Tue, Apr 5, 2011 Jan Romell Sweden

Sure, of course they should charge for a product being developed. I agree with that. I don't really believe in open source. I for sure like salary for my work. BUT, and this is a big one. Time bombing the existing version that everyone has (due to forced online upgrades) is really rude! Instead, they should offer a good reason for users to pay for the 7.0 and onwards version. If it's good, developers are willing to pay 35 bucks for it. But this way. Nah, I go look for an alternative..

Thu, Feb 17, 2011

@Nellie Kane - what a shill.

Wed, Feb 9, 2011

I'll be buying it as I depend on it to figure out what others had done - usually wrong. Anybody want to start an open-source project?

Wed, Feb 9, 2011 Tim Wilimington MA

In all honesty - Reflector is a powerful tool. If I have to pay $35 for a tool that won't expire I will. I don't use it often but when I do it's the tool I need.

Wed, Feb 9, 2011 Waltdog

Blatant money grab from a company with precious little else to offer the industry. Die Red Gate.

Wed, Feb 9, 2011 Bryan

It's a useful tool, but when 6.6 expires, it goes in the trash. I don't begrudge RedGate's decisions regarding their intellectual property but I also don't support them. Let's see what's on Codeplex on SourceForge...

Tue, Feb 8, 2011 80's Rocker

One other thing, most people did not buy the pro version so what makes them think that people will buy it now. They will just find a new alternative that is free of comes with tools they already pay for (ReSharper, etc).

Tue, Feb 8, 2011 80's Rocker

I will not buy it since i mainly used it to look at source code to learn how other people do things in code. The only way I would buy it is if I lost the source code to an application and needed to get to decompile to restore the source code.

Tue, Feb 8, 2011 William Clardy

While I enjoyed using the basic version of Reflector for free, I understand the economic reality that RedGate has been unable to recoup their investment by asking a small minority of users to pay for keeping the tool up to date. I'll probably be forking over my $35 "extortion" fee because Reflector I expect my time savings with Reflector 7 to be worth a few times that "investment".

Tue, Feb 8, 2011 Dave

There is no doubt in my mind that Redgate bought Reflector with the idea that they could roll it in with their Net Development Tools. These tools are priced for corporate developers and are out of reach for most individual devs. In other words, Redgate's business model is completely contrary to 'open source' and, in the end, that's what they decided too, after a suitable (to them) period of mourning. I expect in the future it will get more expensive...

Mon, Feb 7, 2011 Richard

Ironically, I would have been prepared to pay for v7 - it looks like it has some nice improvements over v6.

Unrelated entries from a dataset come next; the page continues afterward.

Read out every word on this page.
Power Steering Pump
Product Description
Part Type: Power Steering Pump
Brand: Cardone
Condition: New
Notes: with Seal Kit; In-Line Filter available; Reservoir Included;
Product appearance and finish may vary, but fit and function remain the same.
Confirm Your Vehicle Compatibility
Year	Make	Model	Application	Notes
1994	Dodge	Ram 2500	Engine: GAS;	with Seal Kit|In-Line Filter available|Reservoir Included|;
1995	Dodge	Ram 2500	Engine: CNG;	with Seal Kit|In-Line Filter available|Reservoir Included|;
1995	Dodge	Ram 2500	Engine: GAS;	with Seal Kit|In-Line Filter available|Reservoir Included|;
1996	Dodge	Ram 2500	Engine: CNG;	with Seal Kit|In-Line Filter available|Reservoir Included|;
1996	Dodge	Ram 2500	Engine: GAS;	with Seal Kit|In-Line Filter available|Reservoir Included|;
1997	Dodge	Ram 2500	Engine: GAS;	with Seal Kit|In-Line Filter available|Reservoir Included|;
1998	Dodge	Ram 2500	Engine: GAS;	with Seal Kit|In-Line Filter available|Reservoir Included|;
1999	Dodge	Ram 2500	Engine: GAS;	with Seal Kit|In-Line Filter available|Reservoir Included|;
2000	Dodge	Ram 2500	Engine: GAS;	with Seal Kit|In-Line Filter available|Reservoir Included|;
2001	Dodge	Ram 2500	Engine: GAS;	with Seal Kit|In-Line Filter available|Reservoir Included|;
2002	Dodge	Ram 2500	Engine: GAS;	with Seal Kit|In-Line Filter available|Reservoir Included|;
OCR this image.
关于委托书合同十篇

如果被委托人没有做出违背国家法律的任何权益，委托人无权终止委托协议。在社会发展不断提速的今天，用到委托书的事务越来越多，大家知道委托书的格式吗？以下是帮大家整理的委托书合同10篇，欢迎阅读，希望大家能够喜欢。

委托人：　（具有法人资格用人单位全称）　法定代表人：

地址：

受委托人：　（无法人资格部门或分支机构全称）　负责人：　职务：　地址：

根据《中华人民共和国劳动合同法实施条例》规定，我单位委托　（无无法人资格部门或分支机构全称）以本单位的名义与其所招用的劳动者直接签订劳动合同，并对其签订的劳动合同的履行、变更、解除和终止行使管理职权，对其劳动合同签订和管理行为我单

However, RedGate's decision to force everybody to pay for the upgrade, even if they don't want it, is nothing short of extortion. It shows a complete lack of respect for their users, which has only been reinforced by their responses in the Reflector v7 forum.

It'll be a cold day in Hell before these scumbags get any of my money!

Fri, Feb 4, 2011 Nellie Kane Waban, MA

Cool! Don't mind the cost and have every bit of confidence that Red Gate will add much value to the product and put their special touch to enhance this version. Good news Redmond Developer people! Thank you.